The "Ostanski Golubi" are a long beak race, white in color and with red flesh about the eyes like the "Indianski" (Barbs?) who are seen in courtyards and eat and drink from ladies' hands throughout Petrograd. These pigeons fly up in flocks of more than 50 and fly very fast. They have a love of their home and a devotion to their nestlings and have flown back from as far away as Saratov (note of translator: roughly 750 air miles) in two days and nights. During the war with Japan (1905), the Batiushka Tsar Nicholas Alexandrovich Romanova II issued a decree for the use of these pigeons for millitary communications between the warships at sea and Vladivistok, just as they were used in the time of Grand Duchess Olga of Moscow. (946-957 A.D.)

Old breeders tell the story that the Ostanski Pigeons had originally come from Persia and were seized from the Turkish Murderers when we drove them from the Caucasus.

The Ostanski are good nurses and the eggs of the many very beautiful courtyard pigeons are placed under them.

The "Pokrovski" are a small bird of a nearly short beak with large and expressive dark eyes. They are turn crowned (crested) on the back of the heads and above each eye the feathers form a small plume like seen on the foreheads of some of the drumming pigeons (Trumpeters). The neck is long and shaped like that of a swans' and trembles when the bird walks. The wings are very short and drag upon the ground and the tail is large with many feathers and flat and carried nearly vertical. The feet are feathered. The pigeons come in only one shade, which is the color of the daytime sky in the Summer and with two black ribbons like onyx on each wing and one on the tip of the tail. Altho the birds are very light colored, their skin is nearly black. (Trans: apparently refers to Ice factor birds)

The "Pokrovski" are a real courtyard pigeon and admired by ladiess who liken to them as small angels. The pigeons are very beautiful and tame as they bathe in fountains in the gardens at Gatchina and strut amongst Spirea, Roses and Lilacs in the suumer A splendid sight'. LiIke other courtyard birds they fly to the palace rooftops to bask in the sun and turn over backwards or sideways after make a loud commotion with their wings.

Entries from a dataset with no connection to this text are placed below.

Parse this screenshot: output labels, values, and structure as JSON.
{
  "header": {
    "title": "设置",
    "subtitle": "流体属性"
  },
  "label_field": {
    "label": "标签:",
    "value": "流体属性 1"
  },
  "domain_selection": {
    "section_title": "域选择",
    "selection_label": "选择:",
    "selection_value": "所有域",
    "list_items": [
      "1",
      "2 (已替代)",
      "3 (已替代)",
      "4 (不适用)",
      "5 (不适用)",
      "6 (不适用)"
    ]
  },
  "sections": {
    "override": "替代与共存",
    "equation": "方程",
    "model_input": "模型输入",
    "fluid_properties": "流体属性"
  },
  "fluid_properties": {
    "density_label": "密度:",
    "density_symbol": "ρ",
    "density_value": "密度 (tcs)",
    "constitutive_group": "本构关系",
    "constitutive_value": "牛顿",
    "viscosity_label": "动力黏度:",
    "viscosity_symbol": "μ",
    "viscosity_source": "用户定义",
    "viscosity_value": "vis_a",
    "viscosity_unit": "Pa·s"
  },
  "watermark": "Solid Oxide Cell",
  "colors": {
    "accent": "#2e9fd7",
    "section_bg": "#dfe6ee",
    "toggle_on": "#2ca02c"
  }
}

One old fancier, a man in Kazan named Tchaikov; tells me that the "Pokrovs" are a very old bloodline of pigeons that were bred in the time when Michael I was coronated. (Trans: Michael I was the, first of all Romanov Tsars and was coronated in 1613) These pigeons came from the town of Pokrov in the Urals and are strictly a Russian pigeons.

These pigeons are nearly extinct for the last  years and in 1883, Queen Victoria of Britain offered our Tsar a price of 500 rubels for one pair. She did not receive any Pokrovski, but was given a gift of other pigeons for her houses.

The Pokrovski that our Father Tsar kept at Batchina, came originally from an officer who brought them all the way from Ekateringrad as a gift for the sons of the Tsar~Liberator Alexander Nicolavich Romanova II. A most glorious gift'.